This past April, there was a hailstorm that hit our neighborhood. We’ve had hail storms before, but nothing like this one. The hail was about the size of a golf ball, some smaller even, but the force of the wind pelting it into the house was what made it so fierce. From inside our home, it was so loud I wondered if the hail was going to bust clean through and end up in our living room! Even still, we didn’t realize the extent of the damage it had caused. We suspected damage to our vehicles (which is why my darling husband rushed outside and risked his life for that of his jeep to pull it into the garage), but when we stepped outside to assess the damage to my red van, we were shocked to find complete HOLES in our house.
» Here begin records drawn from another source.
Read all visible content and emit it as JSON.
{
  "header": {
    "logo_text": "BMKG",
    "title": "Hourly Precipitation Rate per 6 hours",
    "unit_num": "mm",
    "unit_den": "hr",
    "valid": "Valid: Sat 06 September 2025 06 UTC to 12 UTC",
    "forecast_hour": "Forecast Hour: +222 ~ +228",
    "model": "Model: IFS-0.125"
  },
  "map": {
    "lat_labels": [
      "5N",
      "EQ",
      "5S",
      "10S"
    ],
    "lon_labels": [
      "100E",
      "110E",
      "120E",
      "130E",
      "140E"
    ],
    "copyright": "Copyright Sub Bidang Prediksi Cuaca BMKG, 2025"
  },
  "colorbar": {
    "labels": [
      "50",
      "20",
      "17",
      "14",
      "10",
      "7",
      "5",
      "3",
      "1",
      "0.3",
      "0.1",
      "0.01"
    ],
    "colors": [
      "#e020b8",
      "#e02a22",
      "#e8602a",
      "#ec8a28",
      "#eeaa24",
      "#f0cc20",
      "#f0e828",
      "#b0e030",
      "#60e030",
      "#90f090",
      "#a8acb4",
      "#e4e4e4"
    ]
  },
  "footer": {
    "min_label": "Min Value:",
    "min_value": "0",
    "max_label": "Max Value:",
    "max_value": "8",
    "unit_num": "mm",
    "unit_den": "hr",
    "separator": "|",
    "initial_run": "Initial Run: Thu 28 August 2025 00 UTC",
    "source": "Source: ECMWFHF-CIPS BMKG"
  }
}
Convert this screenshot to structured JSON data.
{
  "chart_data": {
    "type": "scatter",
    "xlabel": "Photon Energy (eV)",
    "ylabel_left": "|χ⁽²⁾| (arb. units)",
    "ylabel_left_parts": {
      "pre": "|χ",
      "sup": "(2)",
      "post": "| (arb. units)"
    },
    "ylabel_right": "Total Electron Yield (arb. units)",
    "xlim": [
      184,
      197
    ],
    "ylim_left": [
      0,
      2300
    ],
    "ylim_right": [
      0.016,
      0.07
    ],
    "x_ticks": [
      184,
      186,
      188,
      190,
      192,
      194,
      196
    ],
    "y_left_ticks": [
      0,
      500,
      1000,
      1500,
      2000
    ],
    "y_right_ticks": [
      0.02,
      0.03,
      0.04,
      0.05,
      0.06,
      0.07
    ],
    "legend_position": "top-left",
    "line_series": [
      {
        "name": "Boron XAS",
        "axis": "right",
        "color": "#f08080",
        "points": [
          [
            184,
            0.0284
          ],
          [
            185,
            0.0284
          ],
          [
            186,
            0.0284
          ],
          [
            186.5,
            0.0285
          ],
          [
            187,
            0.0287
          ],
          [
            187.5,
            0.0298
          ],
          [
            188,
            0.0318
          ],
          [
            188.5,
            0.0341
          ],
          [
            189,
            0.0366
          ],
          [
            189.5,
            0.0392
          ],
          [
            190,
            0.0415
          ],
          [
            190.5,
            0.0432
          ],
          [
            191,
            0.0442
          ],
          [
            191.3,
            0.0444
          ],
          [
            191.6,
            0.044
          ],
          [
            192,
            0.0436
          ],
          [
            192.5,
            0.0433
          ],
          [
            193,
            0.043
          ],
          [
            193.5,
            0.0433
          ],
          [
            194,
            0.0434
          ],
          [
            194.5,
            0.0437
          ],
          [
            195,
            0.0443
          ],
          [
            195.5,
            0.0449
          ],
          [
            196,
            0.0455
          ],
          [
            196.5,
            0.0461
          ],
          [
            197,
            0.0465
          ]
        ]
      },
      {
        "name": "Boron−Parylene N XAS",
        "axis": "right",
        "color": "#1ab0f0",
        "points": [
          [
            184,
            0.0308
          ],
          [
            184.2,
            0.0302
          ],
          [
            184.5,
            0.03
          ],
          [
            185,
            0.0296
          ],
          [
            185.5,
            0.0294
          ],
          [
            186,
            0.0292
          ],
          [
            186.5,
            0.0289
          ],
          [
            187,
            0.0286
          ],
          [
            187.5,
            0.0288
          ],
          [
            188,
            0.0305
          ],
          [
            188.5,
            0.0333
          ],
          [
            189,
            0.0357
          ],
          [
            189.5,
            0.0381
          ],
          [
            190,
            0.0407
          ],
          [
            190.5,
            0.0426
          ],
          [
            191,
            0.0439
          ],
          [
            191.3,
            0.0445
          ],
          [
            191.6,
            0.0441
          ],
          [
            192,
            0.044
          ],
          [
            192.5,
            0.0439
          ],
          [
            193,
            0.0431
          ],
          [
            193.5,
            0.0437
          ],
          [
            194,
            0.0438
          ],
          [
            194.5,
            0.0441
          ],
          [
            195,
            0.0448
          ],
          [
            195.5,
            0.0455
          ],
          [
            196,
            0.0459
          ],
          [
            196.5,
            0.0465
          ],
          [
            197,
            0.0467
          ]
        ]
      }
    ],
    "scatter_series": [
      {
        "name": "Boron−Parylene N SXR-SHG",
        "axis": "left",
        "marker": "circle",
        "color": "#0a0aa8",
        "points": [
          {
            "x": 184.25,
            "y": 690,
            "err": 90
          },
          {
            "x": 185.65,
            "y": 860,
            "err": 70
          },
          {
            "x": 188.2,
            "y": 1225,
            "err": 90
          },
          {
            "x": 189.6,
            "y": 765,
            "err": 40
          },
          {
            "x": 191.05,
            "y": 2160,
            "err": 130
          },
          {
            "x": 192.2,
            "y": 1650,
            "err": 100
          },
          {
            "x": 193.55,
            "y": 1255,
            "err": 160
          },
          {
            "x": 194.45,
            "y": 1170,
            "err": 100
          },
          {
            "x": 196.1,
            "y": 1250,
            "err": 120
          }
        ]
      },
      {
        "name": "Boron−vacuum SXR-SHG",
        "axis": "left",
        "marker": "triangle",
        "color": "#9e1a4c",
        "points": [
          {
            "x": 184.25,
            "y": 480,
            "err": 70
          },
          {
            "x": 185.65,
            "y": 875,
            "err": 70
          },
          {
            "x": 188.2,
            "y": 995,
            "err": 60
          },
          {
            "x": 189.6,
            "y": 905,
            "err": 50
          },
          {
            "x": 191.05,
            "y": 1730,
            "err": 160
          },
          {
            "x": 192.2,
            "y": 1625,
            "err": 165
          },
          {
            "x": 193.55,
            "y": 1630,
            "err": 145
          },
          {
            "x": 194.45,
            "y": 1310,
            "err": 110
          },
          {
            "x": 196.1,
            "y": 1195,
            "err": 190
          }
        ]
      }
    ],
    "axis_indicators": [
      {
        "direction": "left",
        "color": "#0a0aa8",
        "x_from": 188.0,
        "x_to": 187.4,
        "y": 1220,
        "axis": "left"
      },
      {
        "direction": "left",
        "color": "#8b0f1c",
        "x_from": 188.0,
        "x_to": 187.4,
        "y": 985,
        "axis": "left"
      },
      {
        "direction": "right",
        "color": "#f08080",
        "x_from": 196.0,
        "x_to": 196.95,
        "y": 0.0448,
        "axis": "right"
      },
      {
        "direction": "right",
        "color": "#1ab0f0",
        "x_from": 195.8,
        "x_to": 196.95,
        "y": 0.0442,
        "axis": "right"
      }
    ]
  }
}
There were dings, dents, and holes in our roof, siding, garage door, front door, gutters, mailbox, shed, and deck. Not to mention the plants and mulch I had JUST spread and planted were washed away. The brand new solar lights I had just put out were busted. Even the doorbell no longer worked. It was so bizarre to step out alongside neighbors who were also assessing the damage in the dusky light. As we looked around, our entire neighborhood looked like a war had taken place. The homes looked like swiss cheese. And the culprit? These little balls of ice.
One of these little balls of hail would not have caused much ruckus around here. It might cause a single ding, but we would just keep moving. But when you put hundreds of them together with a fierce wind behind them….lookout! There’s going to be some damage.
Have you ever felt like your spirit and/or emotions…..like they must look like swiss cheese? You have taken the hits, Some bigger than others, but after a while you think one more hit is going to kill you. I know I have. We have had a lot of hits recently, and I kept making conscious decisions to keep my chin up. Keep thinking positive. Don’t give up. But then just when you think you are recovering from the hits, one big one takes you to your knees. And at least for a moment, you give in. You give in to the runaway thoughts. The thoughts that take you places you don’t want to go, but you can’t help yourself. For me the thoughts went something like this…..
~nothing you are doing is making any difference
~people are criticizing you b/c you’re doing it all wrong
~you are too disorganized and too lazy to really accomplish anything
~you never finish anything
~you are so scatterbrained
~a good mother can juggle it all, and her tables are never sticky.
~you are so not together, and look where it’s gotten you.
~who do you think you are trying to encourage and lead others when you are such a mess yourself
~you might as well quit trying.
Ouch! It is not fun to tell you those ugly thoughts that have crossed my mind in my weakest moments. I wish I could tell you that I don’t struggle with such thoughts ever because I love Jesus. Sigh.
So what do we do when we’ve taken the hits and our spirit starts to sag, the lies get louder, and our hearts weep?
We look to our healer. The one who bottles our every tear. The one who came to remove our shame, not pile it on us. Sweet Jesus. Just saying His name brings me comfort. You see, He knows I’m weak, He knows I’m disorganized. He knows my tables are sticky….and He not only loves me anyways, He wants to use my weaknesses as well as my strengths, to draw others to Himself. It’s not about me…..it’s about HIm.
So when those little balls of ice hit me, I can stand. I can stand because my Jesus holds me up. He holds me up with His truth, His grace, and His love. That’s WHO HE IS. So those voices that don’t sound like truth, grace, and love….THEY AREN’T HIM! And I won’t receive them into my spirit. And I hope you won’t either.
After that hailstorm I heard a lot of murmuring and complaining around…..the hassles of dealing with insurance companies, the inconvenience of flat tires due to all the construction, even complaints about the colors of siding neighbors had chosen for their replacements…..SERIOUSLY? We can choose to look at that side of things, or we can choose another way…..Discouragement is not the boss of me. Lies are not the boss of me. Satan is not the boss of me. My emotions are not the boss of me. JESUS…..now that’s my KING. That’s the voice I want to hear, the one I want to follow.
Because of that hailstorm, I have a brand new roof, siding, shed, garage door, front door, gutters, and deck stain. I went to bed with my family intact, safe and sound. God can do the same for us…..with all of those dings, dents, and holes in our hearts and spirits….He sets us on firm ground. He brings order to chaos. He brings truth to lies, light to darkness, and life to the discouraged. He makes all things new. Check out this song by Gungor…..and let God speak to you His truth, His love, and His grace.
“The Lord Himself will fight for you, just stay calm”.